Rapid growth makes five-nines availability more important, not less, so when the aging three-tier IT infrastructure started to look creaky, the company had to decide whether or not to build a series of its own data centers at high cost in both capital and time, according to Netflix spokesblogger John Ciancutti.
"We could have chosen to build out new data centers, build our own redundancy and failover, data synchronization systems, etc.
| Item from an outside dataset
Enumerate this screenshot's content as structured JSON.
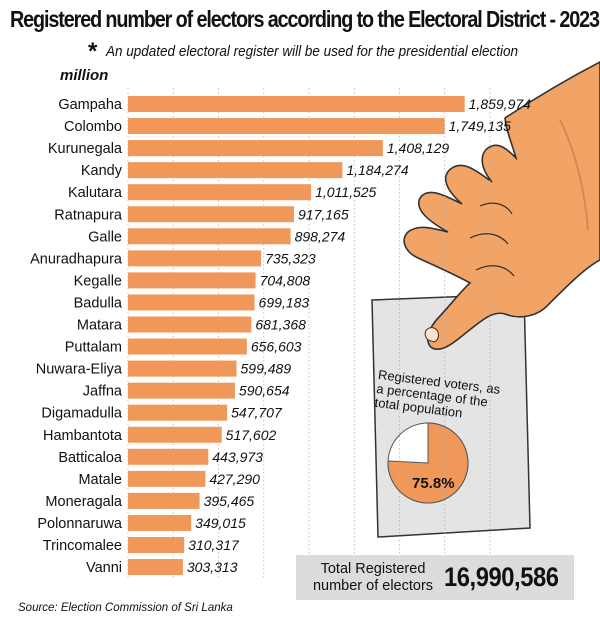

Or, we could opt to write a check to someone else to do that instead," he wrote.
The migration was an incredible amount of work, because AWS provides "undifferentiated heavy lifting" -- tons of capacity that can help Netflix compensate for being "not very good at predicting customer growth or device engagement."
The biggest problems were adjusting to servers and networks picked out by someone else -- which meant different requirements for memory management and expectations of the rate of failure of component failure and variable latency in network connections.
In its own data center, Netflix could control for those variables. In Amazon's it had to share infrastructure with other tenants. That meant either handling all the systems management with their own IT crew rather than Amazon's, or write apps so they could learn how to share -- putting a stalled sub-task on hold to let someone else's task take over the processor or memory resource first.
Without being able to predict mean rates of failure, Netflix also had to build its systems with more resilience than they normally would. Each system had to survive the failure of one or more external apps or components without freaking out.
They also had to promise to wash all their own dishes and take their turns vacuuming the common areas.
The coolest thing the Netflix development crew did, though, was a piece of software called the Chaos Monkey, which would roam the system and randomly shut down application instances or services to keep up constant testing of the architecture to be sure it would survive unexpected outages of either its own processes or others.
It's not a complex story the way Ciancutti tells it, but makes clear it's possible, given a clearly defined set of requirements, willingness to experiment with new situations and patience to keep tinkering until you get things right, that it's possible to use external cloud services for resource-intensive systems that touch customers directly and can't be allowed to fail.
The most common request from commenters, interestingly, was for an open-source version of Chaos Monkey. If there were a plush version, I'd give them as gifts for Christmas.